Questa dichiarazione invece è scorretta: la proposta del PD sul salario minimo ha dei costi. 

A luglio 2023 tutti i partiti dell’opposizione, eccetto Italia Viva, hanno presentato alla Camera una proposta di legge che chiedeva di introdurre un salario minimo di 9 euro lordi l’ora. Dopo un lungo esame, alla fine il governo Meloni ha deciso di “svuotare” questa proposta, trasformandola in una proposta di legge delega. In risposta, i leader dei partiti di opposizione, tra cui Schlein, hanno tolto la loro firma dal testo.

L’articolo 7 della proposta di legge, sostenuta dal PD, proponeva che con la legge di Bilancio per il 2024 il governo Meloni creasse un fondo per compensare gli aumenti dei costi a cui avrebbero dovuto far fronte le imprese dopo l’introduzione del salario minimo. La proposta di legge non indicava però né quanti soldi sarebbero serviti per questo fondo né le coperture economiche. Un costo in ogni caso, a differenza di quello che dice Schlein, ci sarebbe comunque stato.

Ci possono poi essere altri costi “nascosti” per lo Stato con l’introduzione del salario minimo, per esempio la perdita di gettito nel caso in cui aumentasse il lavoro irregolare. Ne abbiamo scritto più nel dettaglio in un altro fact-checking.

Il costo della benzina

«Ce la ricordiamo tutti davanti al benzinaio a dire: “Abbasseremo tutte le accise”. E adesso la benzina è tornata sopra ai 2 euro» (min. -2:05:56)

In questo caso la segretaria del PD ha ragione a metà. 

A maggio 2019, durante la campagna elettorale per le scorse elezioni europee, la leader di Fratelli d’Italia Giorgia Meloni aveva pubblicato sui social network un filmato, in cui criticava il peso delle imposte sui carburanti mentre faceva rifornimento da un benzinaio. «Non solo noi chiediamo che non aumentino le accise sulla benzina: noi pretendiamo che le accise vengano progressivamente abolite, perché è uno scandalo che le tasse dello Stato italiano compromettano così la nostra economia», diceva oltre tre anni fa la leader di Fratelli d’Italia.

Una volta diventata presidente del Consiglio, Meloni ha rinnovato fino alla fine del 2022 il taglio temporaneo delle accise introdotto dal governo Draghi per far fronte al forte aumento dei prezzi dei carburanti. Dal 1° gennaio 2023 il valore delle accise è così tornato quello in vigore prima del taglio.

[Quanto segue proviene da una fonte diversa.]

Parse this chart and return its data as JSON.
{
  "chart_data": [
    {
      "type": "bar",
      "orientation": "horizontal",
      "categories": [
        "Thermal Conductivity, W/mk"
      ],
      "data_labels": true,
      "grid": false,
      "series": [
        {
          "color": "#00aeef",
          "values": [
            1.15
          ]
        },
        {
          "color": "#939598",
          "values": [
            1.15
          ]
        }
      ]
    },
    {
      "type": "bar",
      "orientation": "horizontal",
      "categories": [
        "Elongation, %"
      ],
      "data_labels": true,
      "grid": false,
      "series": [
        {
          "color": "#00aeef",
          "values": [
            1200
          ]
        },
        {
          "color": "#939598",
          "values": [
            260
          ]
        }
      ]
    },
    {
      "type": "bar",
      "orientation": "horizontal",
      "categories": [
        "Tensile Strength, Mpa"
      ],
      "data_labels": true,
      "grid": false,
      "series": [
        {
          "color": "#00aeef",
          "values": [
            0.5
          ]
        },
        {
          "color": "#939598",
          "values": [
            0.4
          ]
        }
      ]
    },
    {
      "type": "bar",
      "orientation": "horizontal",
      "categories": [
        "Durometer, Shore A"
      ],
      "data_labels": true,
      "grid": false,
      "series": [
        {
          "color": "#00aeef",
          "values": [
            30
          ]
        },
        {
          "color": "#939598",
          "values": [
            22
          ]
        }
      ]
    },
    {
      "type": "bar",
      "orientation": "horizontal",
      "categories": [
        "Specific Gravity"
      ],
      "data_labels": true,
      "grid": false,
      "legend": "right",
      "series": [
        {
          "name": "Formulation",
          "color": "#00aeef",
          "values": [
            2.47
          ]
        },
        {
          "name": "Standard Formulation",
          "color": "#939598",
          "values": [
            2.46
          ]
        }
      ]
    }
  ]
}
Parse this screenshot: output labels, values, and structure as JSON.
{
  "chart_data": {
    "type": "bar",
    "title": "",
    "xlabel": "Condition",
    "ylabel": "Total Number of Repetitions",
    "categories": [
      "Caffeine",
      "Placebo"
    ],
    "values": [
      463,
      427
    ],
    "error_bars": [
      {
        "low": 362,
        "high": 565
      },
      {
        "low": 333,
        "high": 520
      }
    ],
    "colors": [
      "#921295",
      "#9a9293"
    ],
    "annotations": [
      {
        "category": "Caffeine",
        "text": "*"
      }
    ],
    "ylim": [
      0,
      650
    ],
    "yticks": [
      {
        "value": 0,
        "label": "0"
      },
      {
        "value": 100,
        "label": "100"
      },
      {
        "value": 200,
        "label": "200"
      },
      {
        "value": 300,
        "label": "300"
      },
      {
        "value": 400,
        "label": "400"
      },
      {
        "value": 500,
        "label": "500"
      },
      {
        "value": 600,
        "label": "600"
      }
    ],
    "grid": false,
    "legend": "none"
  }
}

Schlein sbaglia però quando dice che «adesso la benzina è tornata sopra ai 2 euro». Secondo i dati più aggiornati del Ministero dell’Ambiente e della Sicurezza energetica, nella settimana tra il 13 e il 19 maggio 2024, un litro di benzina costava in media 1,88 euro, un litro di gasolio 1,73 euro. Nell’ultimo mese i prezzi dei carburanti sono in calo. Da quando è in carica il governo Meloni, la soglia dei 2 euro è stata superata solo per la benzina, a fine settembre 2023.

I benefici della riforma dell’Irpef

«I 4 miliardi che hanno messo sulla riforma dell’Irpef si tradurranno in un risparmio di 15 euro al mese» (min. -2:04:54)

È vero: i numeri citati da Schlein sono giusti.

Il governo Meloni ha ridotto temporaneamente, solo per il 2024, il numero degli scaglioni e delle aliquote dell’Irpef da quattro a tre (il governo Draghi le aveva ridotte strutturalmente da cinque a quattro). Per finanziare questa misura e coprire la riduzione del gettito, il governo Meloni ha stanziato per quest’anno oltre 4 miliardi di euro, la cifra correttamente citata da Schlein. 

Lo scorso novembre l’Ufficio parlamentare di bilancio, un organismo indipendente che vigila sui conti pubblici, ha stimato che questa revisione temporanea dell’Irpef porterà 169 euro di risparmi per ogni beneficiario. Questi soldi, divisi per 12 mesi, danno un beneficio di poco superiore ai 14 euro al mese.